Weekly Market Update
CONSUMER CONFIDENCE ON THE UPSWING
Thursday, March 30, 2017
Consumer confidence soared to a 16-year high in March, increasing 9.5 points from 116.1 to 125.6, well above the consensus estimate of 114.1. Since November's Presidential election, consumer confidence has steadily climbed on the prospect of tax cuts and infrastructure spending. Stalled changes by Congress have yet to affect confidence. When broken out by income levels, those making $15,000 per year or more have increased confidence since before the election. Income and confidence go hand in hand as increased income tracks with higher consumer confidence. Additionally, optimism in the labor market has also increased. More consumers believe that jobs are plentiful, at 31.7% compared to 26.9% in February, while fewer consumers believe that jobs are hard to get, at 19.5% compared to 19.9% in February.
In Other News
- After suffering losses in 2016, college and university endowments may have a light at the end of the tunnel. According to the Wilshire Trust Universe Comparison Service, endowments had a median 4.4% gain for the last half of 2016. The losses from June 2015 through June 2016 forced some institutions to dig deeper in their pockets and consider reducing expenses.
- On April 7th, The Ohio State University's Board of Trustees will vote whether or not to embark on an energy public-private partnership to support the university's sustainability and academic mission. The Comprehensive Energy Management Program would entail a $1.015 billion payment to OSU and is expected to fund teaching and research. The proposed deal has a total value of $1.165 billion.
- The tides in higher education in Pennsylvania may be changing. Some schools are facing the real possibility of having to shut down unless they decide to merge. For example, Cheyney University, the oldest historically black institution of higher education in the US, has faced several years of declining enrollment and extraordinary levels of debt. This has sent the University into crisis and forced it to consider a merger.
- This week, Moody's released a report citing its concern over President Trump's budget proposal. The report also clarified that Moody's believes there is a very low probability of the budget passing as it currently stands. As proposed, the budget could result in severe reductions in funding for the Department of Education, including slashes in research funding and eliminating certain programs.
- On Tuesday, the University of Louisville Foundation's Board voted to pay the University of Louisville $30 million less than last year. The decision aims to cut back on spending and manage the endowment more effectively. Last year, the Foundation gave the University $70 million, and is expected to give $40 million this year.
- Wells Fargo has reached an agreement that includes a $110 million settlement for two million fraudulent accounts opened to increase bonuses based on sales targets. In September, the bank agreed to pay $185 million in fines and penalties in conjunction with a settlement with regulators and the Los Angeles city attorney's office.
- Over time, nonprofit museums have been facing increasing financial challenges leading to mergers and layoffs. Museums have struggled to continue to service their missions and adapt to a new era.
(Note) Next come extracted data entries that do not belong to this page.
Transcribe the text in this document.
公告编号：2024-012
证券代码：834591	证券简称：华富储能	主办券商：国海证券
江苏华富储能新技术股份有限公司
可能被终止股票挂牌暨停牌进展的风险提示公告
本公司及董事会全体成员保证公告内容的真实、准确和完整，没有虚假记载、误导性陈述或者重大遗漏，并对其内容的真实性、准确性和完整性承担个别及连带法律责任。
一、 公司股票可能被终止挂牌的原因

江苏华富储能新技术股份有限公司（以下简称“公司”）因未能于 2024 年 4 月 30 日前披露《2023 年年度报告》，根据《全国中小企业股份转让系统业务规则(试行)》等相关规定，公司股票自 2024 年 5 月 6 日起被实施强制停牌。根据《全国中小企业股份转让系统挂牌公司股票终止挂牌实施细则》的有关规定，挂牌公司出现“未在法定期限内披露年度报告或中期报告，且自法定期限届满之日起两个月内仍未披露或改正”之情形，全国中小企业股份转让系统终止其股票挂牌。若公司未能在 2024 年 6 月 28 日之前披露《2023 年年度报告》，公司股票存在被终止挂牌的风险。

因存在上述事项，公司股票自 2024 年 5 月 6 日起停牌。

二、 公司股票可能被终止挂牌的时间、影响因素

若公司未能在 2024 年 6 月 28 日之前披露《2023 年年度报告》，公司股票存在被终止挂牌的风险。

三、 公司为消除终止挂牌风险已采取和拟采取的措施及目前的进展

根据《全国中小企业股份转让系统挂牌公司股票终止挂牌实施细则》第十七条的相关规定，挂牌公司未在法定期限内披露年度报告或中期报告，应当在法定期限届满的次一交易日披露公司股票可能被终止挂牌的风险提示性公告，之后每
These institutions have been forced to become more innovative in their marketing strategies by planning non-traditional events, like wine tastings and ice skating.
Rating Agency Update
- Moody's downgraded Stonehill College (MA) to A3. The outlook is stable.
- S&P assigned BBB+ to Saint Edwards University Series 2017 Bonds. The outlook is stable.
- S&P assigned AA to Denison University Series 2017 and 2017B bonds. The outlook is stable.
- S&P downgraded Kansas State University A+. The outlook is stable.
- S&P assigned A- to Manhattan College's Series 2017 Bonds. The outlook is stable.